To evaluate if there are differences in the latency from PPROM to delivery in patients treated with different dosing regimens of azithromycin vs. erythromycin.


This is a multicenter, retrospective cohort of women with singleton pregnancies with confirmed rupture of membranes between 230 to 336 weeks from January 2010 to June 2015. Patients were excluded if there was a contraindication to expectant management of PPROM. Patients received one of four antibiotic regimens: 1) azithromycin 1000 mg PO once (azithromycin 1 day group), 2) azithromycin 500 mg PO once, followed by azithromycin 250 mg PO daily for 4 days (azithromycin 5 day group), 3) azithromycin 500 mg IV for 2 days, followed by azithromycin 500 mg PO daily for 5 days (azithromycin 7 day group), or 4) erythromycin IV for 2 days followed by erythromycin PO for 5 days (erythromycin group). The choice of macrolide was based on institutional policy and/or availability of antibiotics at the time of admission. In addition, all patients received ampicillin IV for 2 days followed by amoxicillin PO for 5 days. Primary outcome was latency from diagnosis of rupture of membranes to delivery. Secondary outcomes included clinical and histopathologic chorioamnionitis and neonatal outcomes.


453 patients were identified who met inclusion criteria. 78 patients received azithromycin for 1 day, 191 patients received azithromycin for 5 days, 52 patients received azithromycin for 7 days, and 132 patients received erythromycin. Women who received the 5 day regimen were younger and less likely to be non-African American, have hypertension, sexually transmitted infection or substance abuse. There was no statistical difference in median latency time of azithromycin 1 day (4.9 days, 95% CI 3.3-6.4), azithromycin 5 day (5.0, 95% CI 3.9-6.1), or azithromycin 7 days (4.9 days. 95% CI 2.8-7.0), when compared to erythromycin (5.1 days, 95% CI 3.9-6.4) after adjusting for demographic variables (p=0.99). Clinical chorioamnionitis was not different between groups in the adjusted model. Respiratory distress syndrome (RDS) was increased in the azithromycin 5 day group vs azithromycin 1 day vs, erythromycin (44% vs. 29% and 29%, p=.005, respectively).

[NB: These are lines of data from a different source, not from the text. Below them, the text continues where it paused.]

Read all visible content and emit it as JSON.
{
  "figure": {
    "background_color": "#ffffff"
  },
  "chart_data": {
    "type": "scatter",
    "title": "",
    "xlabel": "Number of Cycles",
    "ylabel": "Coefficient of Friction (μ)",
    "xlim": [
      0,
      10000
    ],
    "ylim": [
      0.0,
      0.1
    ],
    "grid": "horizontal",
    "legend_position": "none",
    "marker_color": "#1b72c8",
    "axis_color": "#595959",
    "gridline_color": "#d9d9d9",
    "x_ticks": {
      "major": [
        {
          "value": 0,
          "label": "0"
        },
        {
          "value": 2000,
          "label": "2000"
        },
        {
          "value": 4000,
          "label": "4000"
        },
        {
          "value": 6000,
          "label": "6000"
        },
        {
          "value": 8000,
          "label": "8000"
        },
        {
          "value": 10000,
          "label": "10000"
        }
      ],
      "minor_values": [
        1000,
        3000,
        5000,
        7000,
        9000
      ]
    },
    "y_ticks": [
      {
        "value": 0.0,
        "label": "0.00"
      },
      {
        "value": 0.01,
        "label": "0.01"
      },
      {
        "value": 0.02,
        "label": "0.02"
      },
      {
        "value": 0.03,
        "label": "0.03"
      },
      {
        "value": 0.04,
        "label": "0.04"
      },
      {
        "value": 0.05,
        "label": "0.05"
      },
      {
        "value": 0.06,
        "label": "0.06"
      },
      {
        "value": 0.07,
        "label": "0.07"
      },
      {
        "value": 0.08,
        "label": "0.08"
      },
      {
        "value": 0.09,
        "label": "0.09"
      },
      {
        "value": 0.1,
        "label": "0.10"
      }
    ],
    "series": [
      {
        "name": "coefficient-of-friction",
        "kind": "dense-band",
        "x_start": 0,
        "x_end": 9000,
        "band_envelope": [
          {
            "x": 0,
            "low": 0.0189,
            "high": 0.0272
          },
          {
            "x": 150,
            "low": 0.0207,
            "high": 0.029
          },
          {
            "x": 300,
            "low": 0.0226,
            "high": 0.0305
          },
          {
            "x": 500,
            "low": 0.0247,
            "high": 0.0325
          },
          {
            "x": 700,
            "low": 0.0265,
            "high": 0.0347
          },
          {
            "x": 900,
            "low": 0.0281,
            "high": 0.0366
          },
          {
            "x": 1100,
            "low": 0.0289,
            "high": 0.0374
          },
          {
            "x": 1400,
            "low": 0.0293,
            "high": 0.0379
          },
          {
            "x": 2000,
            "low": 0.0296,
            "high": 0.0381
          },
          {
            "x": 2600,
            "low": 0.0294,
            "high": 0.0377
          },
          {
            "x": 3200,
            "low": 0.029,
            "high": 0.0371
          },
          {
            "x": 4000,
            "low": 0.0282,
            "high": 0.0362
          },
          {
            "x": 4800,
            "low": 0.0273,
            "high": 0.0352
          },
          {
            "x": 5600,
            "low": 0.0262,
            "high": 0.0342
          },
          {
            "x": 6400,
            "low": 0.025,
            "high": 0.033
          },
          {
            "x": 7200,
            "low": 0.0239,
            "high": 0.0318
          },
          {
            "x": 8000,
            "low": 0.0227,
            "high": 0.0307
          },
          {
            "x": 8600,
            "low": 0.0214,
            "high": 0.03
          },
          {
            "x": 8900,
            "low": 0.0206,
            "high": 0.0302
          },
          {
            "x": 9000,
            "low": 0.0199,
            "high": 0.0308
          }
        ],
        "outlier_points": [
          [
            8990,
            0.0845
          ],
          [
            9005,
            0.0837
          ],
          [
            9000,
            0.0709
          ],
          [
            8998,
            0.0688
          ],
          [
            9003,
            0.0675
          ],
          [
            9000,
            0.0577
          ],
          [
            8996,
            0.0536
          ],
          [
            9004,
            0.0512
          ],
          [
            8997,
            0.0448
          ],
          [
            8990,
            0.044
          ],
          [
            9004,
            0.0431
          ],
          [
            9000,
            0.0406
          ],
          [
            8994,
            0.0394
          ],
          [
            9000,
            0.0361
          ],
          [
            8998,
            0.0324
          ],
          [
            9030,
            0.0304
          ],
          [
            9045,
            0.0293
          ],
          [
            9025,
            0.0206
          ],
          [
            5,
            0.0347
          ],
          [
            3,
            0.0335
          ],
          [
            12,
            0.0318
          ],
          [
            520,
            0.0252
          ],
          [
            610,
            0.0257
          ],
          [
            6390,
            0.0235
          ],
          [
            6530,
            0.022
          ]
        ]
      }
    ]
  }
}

There was no difference in latency to delivery, incidence of chorioamnionitis, or neonatal outcomes when comparing different dosing regimens of the azithromycin with erythromycin, with exception of RDS being more common in the 5 day azithromycin group. Azithromycin could be considered as an alternative to erythromycin in the expectant management of PPROM if erythromycin is unavailable or contraindicated. There appears to be no additional benefit to an extended course of azithromycin beyond the single day dosing, but final recommendations on dosing strategies should rely on clinical trials.